Ohhawtdang · 15/08/2024 15:08

You express how hurtful you find it, it being his behaviour.

and now you’re on medication and being told that YOUR behaviour is destroying your marriage?

wtaf is this. No OP. Don’t medicate because your husband makes you feel like shit. You’re not depressed. Your husband is a gaslighting wanker prioritising this friendship over you.

Conniebygaslight · 15/08/2024 15:08

There is no way that if this was a male friend they would be messaging that much….There is definitely a connection that isn’t appropriate.

SamW98 · 15/08/2024 15:09

Realdeal1 · 15/08/2024 15:06

This is weird because i have male friends but id never be up all hours texting them - especially if they have partners/kids.

Totally agree. I’ve got really close male friends that chat to and message regularly and by regularly I mean once a week or so as a catch up with maybe the odd meme or joke inbetween.

Lovethat · 15/08/2024 15:13

Maybe you should start talking to Dave the builder all day, soo if he thinks it's the same.

Molop · 15/08/2024 15:13

WallaceinAnderland · 15/08/2024 14:40

Deep down I know I should be ok with it

Why? Who is telling you that you should be ok with your husband repeatedly doing something that is upsetting you, knowing that it is making you ill and refusing to do anything about it because he doesn't love or respect you enough.

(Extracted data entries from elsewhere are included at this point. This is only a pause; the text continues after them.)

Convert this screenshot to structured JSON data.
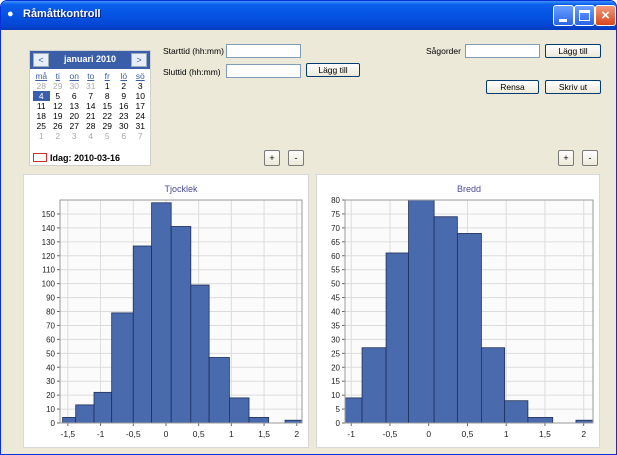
{
  "window": {
    "title": "Råmåttkontroll",
    "icon": "eye-icon",
    "controls": [
      "minimize-icon",
      "maximize-icon",
      "close-icon"
    ],
    "close_glyph": "×"
  },
  "calendar": {
    "prev": "<",
    "next": ">",
    "month": "januari 2010",
    "weekdays": [
      "må",
      "ti",
      "on",
      "to",
      "fr",
      "lö",
      "sö"
    ],
    "weeks": [
      [
        {
          "d": "28",
          "o": true
        },
        {
          "d": "29",
          "o": true
        },
        {
          "d": "30",
          "o": true
        },
        {
          "d": "31",
          "o": true
        },
        {
          "d": "1"
        },
        {
          "d": "2"
        },
        {
          "d": "3"
        }
      ],
      [
        {
          "d": "4",
          "s": true
        },
        {
          "d": "5"
        },
        {
          "d": "6"
        },
        {
          "d": "7"
        },
        {
          "d": "8"
        },
        {
          "d": "9"
        },
        {
          "d": "10"
        }
      ],
      [
        {
          "d": "11"
        },
        {
          "d": "12"
        },
        {
          "d": "13"
        },
        {
          "d": "14"
        },
        {
          "d": "15"
        },
        {
          "d": "16"
        },
        {
          "d": "17"
        }
      ],
      [
        {
          "d": "18"
        },
        {
          "d": "19"
        },
        {
          "d": "20"
        },
        {
          "d": "21"
        },
        {
          "d": "22"
        },
        {
          "d": "23"
        },
        {
          "d": "24"
        }
      ],
      [
        {
          "d": "25"
        },
        {
          "d": "26"
        },
        {
          "d": "27"
        },
        {
          "d": "28"
        },
        {
          "d": "29"
        },
        {
          "d": "30"
        },
        {
          "d": "31"
        }
      ],
      [
        {
          "d": "1",
          "o": true
        },
        {
          "d": "2",
          "o": true
        },
        {
          "d": "3",
          "o": true
        },
        {
          "d": "4",
          "o": true
        },
        {
          "d": "5",
          "o": true
        },
        {
          "d": "6",
          "o": true
        },
        {
          "d": "7",
          "o": true
        }
      ]
    ],
    "today": "Idag: 2010-03-16"
  },
  "form": {
    "start_label": "Starttid (hh:mm)",
    "start_value": "",
    "end_label": "Sluttid (hh:mm)",
    "end_value": "",
    "add_label": "Lägg till",
    "order_label": "Sågorder",
    "order_value": "",
    "order_add_label": "Lägg till",
    "clear_label": "Rensa",
    "print_label": "Skriv ut",
    "plus": "+",
    "minus": "-"
  },
  "colors": {
    "bar": "#4a6aae",
    "title": "#4a4a9a",
    "grid": "#dcdcdc"
  },
  "chart_data": [
    {
      "type": "bar",
      "title": "Tjocklek",
      "bin_edges": [
        -1.75,
        -1.5,
        -1.25,
        -1,
        -0.75,
        -0.5,
        -0.25,
        0,
        0.25,
        0.5,
        0.75,
        1,
        1.25,
        1.5,
        1.75,
        2,
        2.25
      ],
      "values": [
        4,
        13,
        22,
        0,
        79,
        127,
        158,
        141,
        99,
        47,
        18,
        4,
        0,
        2
      ],
      "bars": [
        {
          "x0": -1.58,
          "x1": -1.38,
          "v": 4
        },
        {
          "x0": -1.38,
          "x1": -1.1,
          "v": 13
        },
        {
          "x0": -1.1,
          "x1": -0.83,
          "v": 22
        },
        {
          "x0": -0.83,
          "x1": -0.5,
          "v": 79
        },
        {
          "x0": -0.5,
          "x1": -0.22,
          "v": 127
        },
        {
          "x0": -0.22,
          "x1": 0.08,
          "v": 158
        },
        {
          "x0": 0.08,
          "x1": 0.38,
          "v": 141
        },
        {
          "x0": 0.38,
          "x1": 0.66,
          "v": 99
        },
        {
          "x0": 0.66,
          "x1": 0.97,
          "v": 47
        },
        {
          "x0": 0.97,
          "x1": 1.27,
          "v": 18
        },
        {
          "x0": 1.27,
          "x1": 1.57,
          "v": 4
        },
        {
          "x0": 1.82,
          "x1": 2.08,
          "v": 2
        }
      ],
      "xlim": [
        -1.62,
        2.08
      ],
      "ylim": [
        0,
        160
      ],
      "xticks": [
        -1.5,
        -1,
        -0.5,
        0,
        0.5,
        1,
        1.5,
        2
      ],
      "xtick_labels": [
        "-1,5",
        "-1",
        "-0,5",
        "0",
        "0,5",
        "1",
        "1,5",
        "2"
      ],
      "yticks": [
        0,
        10,
        20,
        30,
        40,
        50,
        60,
        70,
        80,
        90,
        100,
        110,
        120,
        130,
        140,
        150
      ],
      "grid": true
    },
    {
      "type": "bar",
      "title": "Bredd",
      "bars": [
        {
          "x0": -1.08,
          "x1": -0.86,
          "v": 9
        },
        {
          "x0": -0.86,
          "x1": -0.55,
          "v": 27
        },
        {
          "x0": -0.55,
          "x1": -0.26,
          "v": 61
        },
        {
          "x0": -0.26,
          "x1": 0.07,
          "v": 80
        },
        {
          "x0": 0.07,
          "x1": 0.37,
          "v": 74
        },
        {
          "x0": 0.37,
          "x1": 0.68,
          "v": 68
        },
        {
          "x0": 0.68,
          "x1": 0.98,
          "v": 27
        },
        {
          "x0": 0.98,
          "x1": 1.28,
          "v": 8
        },
        {
          "x0": 1.28,
          "x1": 1.6,
          "v": 2
        },
        {
          "x0": 1.9,
          "x1": 2.12,
          "v": 1
        }
      ],
      "xlim": [
        -1.08,
        2.12
      ],
      "ylim": [
        0,
        80
      ],
      "xticks": [
        -1,
        -0.5,
        0,
        0.5,
        1,
        1.5,
        2
      ],
      "xtick_labels": [
        "-1",
        "-0,5",
        "0",
        "0,5",
        "1",
        "1,5",
        "2"
      ],
      "yticks": [
        0,
        5,
        10,
        15,
        20,
        25,
        30,
        35,
        40,
        45,
        50,
        55,
        60,
        65,
        70,
        75,
        80
      ],
      "grid": true
    }
  ]
}
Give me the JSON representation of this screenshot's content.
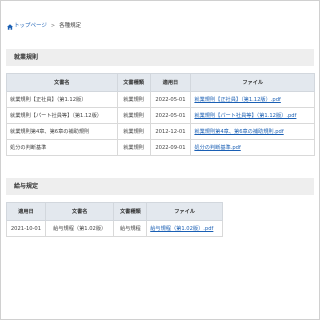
{
  "breadcrumb": {
    "home_label": "トップページ",
    "separator": ">",
    "current": "各種規定"
  },
  "sections": [
    {
      "title": "就業規則",
      "headers": [
        "文書名",
        "文書種類",
        "適用日",
        "ファイル"
      ],
      "rows": [
        {
          "name": "就業規則【正社員】（第1.12版）",
          "type": "就業規則",
          "date": "2022-05-01",
          "file": "就業規則【正社員】（第1.12版）.pdf"
        },
        {
          "name": "就業規則【パート社員等】（第1.12版）",
          "type": "就業規則",
          "date": "2022-05-01",
          "file": "就業規則【パート社員等】（第1.12版）.pdf"
        },
        {
          "name": "就業規則第4章、第6章の補助規則",
          "type": "就業規則",
          "date": "2012-12-01",
          "file": "就業規則第4章、第6章の補助規則.pdf"
        },
        {
          "name": "処分の判断基準",
          "type": "就業規則",
          "date": "2022-09-01",
          "file": "処分の判断基準.pdf"
        }
      ]
    },
    {
      "title": "給与規定",
      "headers": [
        "適用日",
        "文書名",
        "文書種類",
        "ファイル"
      ],
      "rows": [
        {
          "date": "2021-10-01",
          "name": "給与規程（第1.02版）",
          "type": "給与規程",
          "file": "給与規程（第1.02版）.pdf"
        }
      ]
    }
  ],
  "colors": {
    "link": "#1a5fb4",
    "section_header_bg": "#eeeeee",
    "table_header_bg": "#e3e8ee"
  }
}
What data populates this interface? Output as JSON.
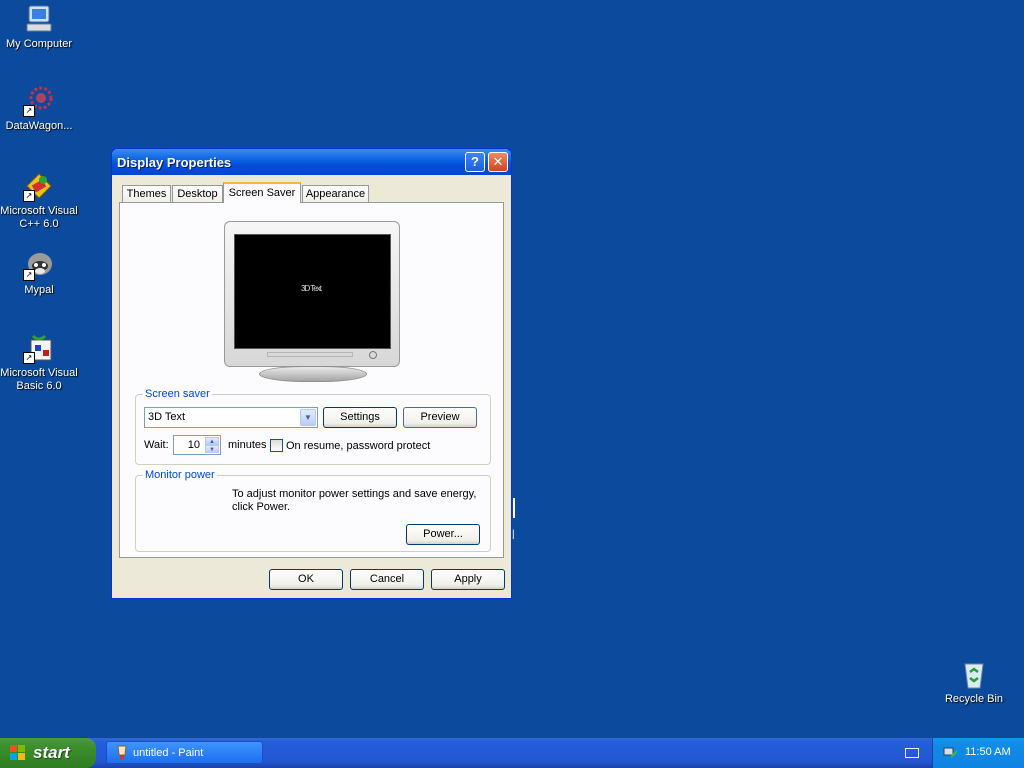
{
  "desktop": {
    "icons": [
      {
        "label": "My Computer"
      },
      {
        "label": "DataWagon..."
      },
      {
        "label": "Microsoft Visual\nC++ 6.0"
      },
      {
        "label": "Mypal"
      },
      {
        "label": "Microsoft Visual\nBasic 6.0"
      },
      {
        "label": "Recycle Bin"
      }
    ],
    "stray_text": "|"
  },
  "dialog": {
    "title": "Display Properties",
    "help_button": "?",
    "close_button": "✕",
    "tabs": [
      {
        "label": "Themes"
      },
      {
        "label": "Desktop"
      },
      {
        "label": "Screen Saver",
        "active": true
      },
      {
        "label": "Appearance"
      }
    ],
    "preview_text": "3D Text",
    "screen_saver": {
      "group_label": "Screen saver",
      "selected": "3D Text",
      "settings_button": "Settings",
      "preview_button": "Preview",
      "wait_label": "Wait:",
      "wait_value": "10",
      "minutes_label": "minutes",
      "password_label": "On resume, password protect",
      "password_checked": false
    },
    "monitor_power": {
      "group_label": "Monitor power",
      "description": "To adjust monitor power settings and save energy, click Power.",
      "power_button": "Power..."
    },
    "ok_button": "OK",
    "cancel_button": "Cancel",
    "apply_button": "Apply"
  },
  "taskbar": {
    "start_label": "start",
    "task": "untitled - Paint",
    "clock": "11:50 AM"
  },
  "colors": {
    "desktop": "#0b4a9c",
    "titlebar": "#0a5fe0",
    "group_label": "#0046d5",
    "start": "#3c8f2c"
  }
}
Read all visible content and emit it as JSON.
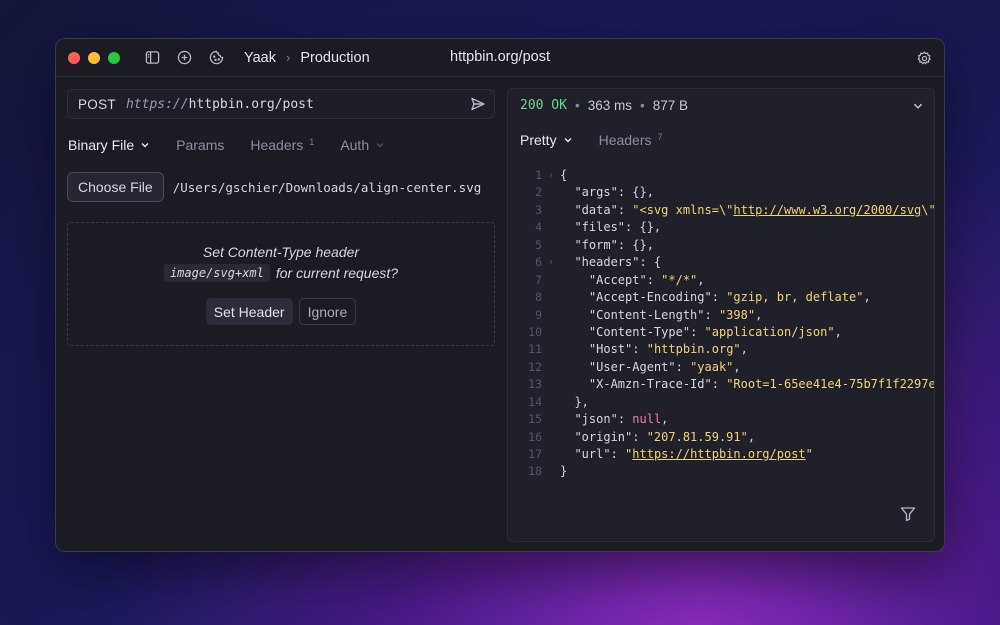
{
  "titlebar": {
    "app_name": "Yaak",
    "environment": "Production",
    "window_title": "httpbin.org/post",
    "icons": [
      "sidebar-toggle-icon",
      "plus-circle-icon",
      "cookie-icon",
      "gear-icon"
    ]
  },
  "request": {
    "method": "POST",
    "url_scheme": "https://",
    "url_host": "httpbin.org/post",
    "tabs": [
      {
        "label": "Binary File",
        "badge": ""
      },
      {
        "label": "Params",
        "badge": ""
      },
      {
        "label": "Headers",
        "badge": "1"
      },
      {
        "label": "Auth",
        "badge": ""
      }
    ],
    "choose_file_label": "Choose File",
    "file_path": "/Users/gschier/Downloads/align-center.svg",
    "hint": {
      "line1": "Set Content-Type header",
      "content_type": "image/svg+xml",
      "line2_suffix": "for current request?",
      "set_header_label": "Set Header",
      "ignore_label": "Ignore"
    }
  },
  "response": {
    "status": "200 OK",
    "time": "363 ms",
    "size": "877 B",
    "tabs": [
      {
        "label": "Pretty",
        "badge": ""
      },
      {
        "label": "Headers",
        "badge": "7"
      }
    ],
    "line_numbers": [
      "1",
      "2",
      "3",
      "4",
      "5",
      "6",
      "7",
      "8",
      "9",
      "10",
      "11",
      "12",
      "13",
      "14",
      "15",
      "16",
      "17",
      "18"
    ]
  },
  "colors": {
    "status_ok": "#6bd68a",
    "string": "#f0d27a",
    "null": "#ef7aa6"
  }
}
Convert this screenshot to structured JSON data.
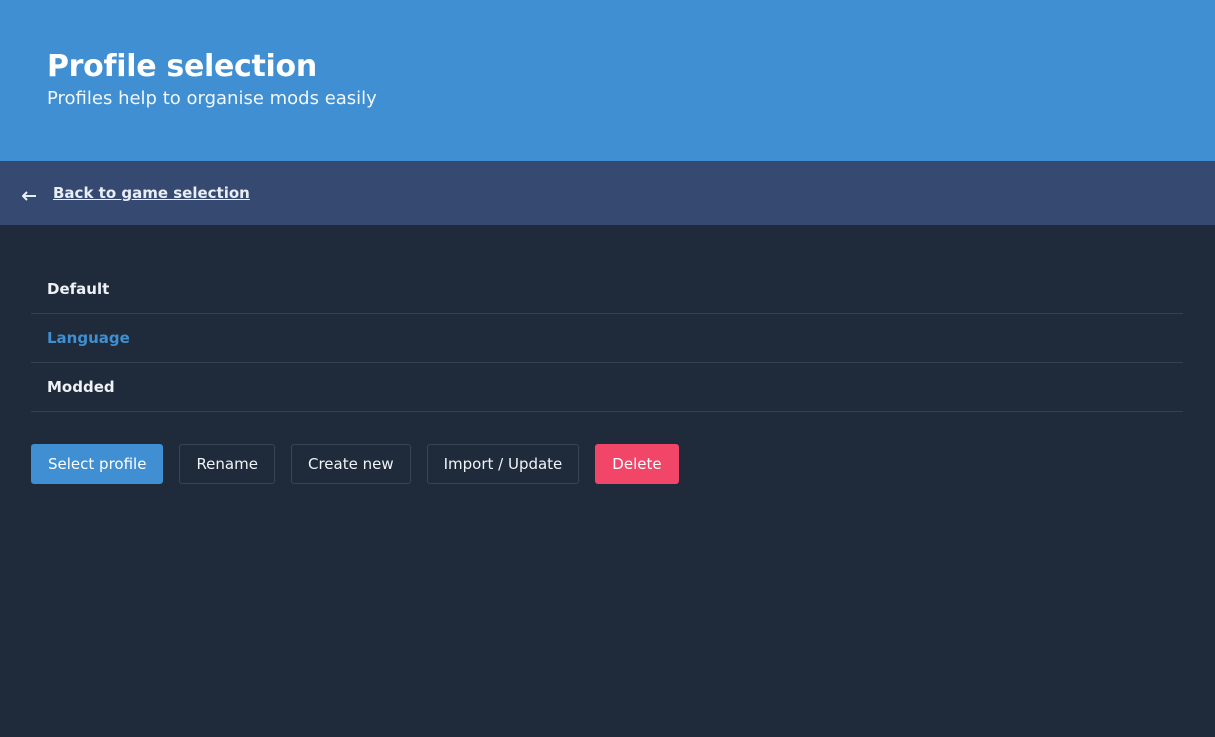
{
  "header": {
    "title": "Profile selection",
    "subtitle": "Profiles help to organise mods easily"
  },
  "nav": {
    "back_icon": "arrow-left-icon",
    "back_label": "Back to game selection"
  },
  "profiles": [
    {
      "name": "Default",
      "selected": false
    },
    {
      "name": "Language",
      "selected": true
    },
    {
      "name": "Modded",
      "selected": false
    }
  ],
  "actions": {
    "select_label": "Select profile",
    "rename_label": "Rename",
    "create_label": "Create new",
    "import_label": "Import / Update",
    "delete_label": "Delete"
  },
  "colors": {
    "header_bg": "#3f8fd2",
    "nav_bg": "#364a71",
    "page_bg": "#1f2b3a",
    "selected_text": "#3f8fd2",
    "danger": "#f14668"
  }
}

Who is telling you should be ok with that?

Unfortunately, her husband is!

WallaceinAnderland · 15/08/2024 15:14

It's normal to have friends.

It's not normal to have one intense secret friend.

That's the difference.

The problem really is his denial that this one particular friend is any different to the others. He is defensive about it which means that he wants to protect the relationship even if that damages his marriage.

That's the bit that you should focus on OP. He can have whatever friends he likes and any kind of relationship with them if he is single.

Refusing to even entertain the idea that he feels differently about her shows that he values her attention more than your relationship. In fact, he's being worse to you because he is lying to you, gaslighting you, making you ill and expecting you to just shut up and take it.

This is not the sign of a committed partner. People like him are the sort that cheat because they know they can bully their partner into turning a blind eye.

emmypa · 15/08/2024 15:14

You really have my sympathy OP, as I'd feel similar to you. Lots of people on here might say otherwise, but I think since this is bothering you, he should be dialing back his contact with her. Why is this "friendship" so important to him that he's letting it ruin his marriage? I'd be asking him that. Would it be okay with him if the situation was reversed and you had a close male friend?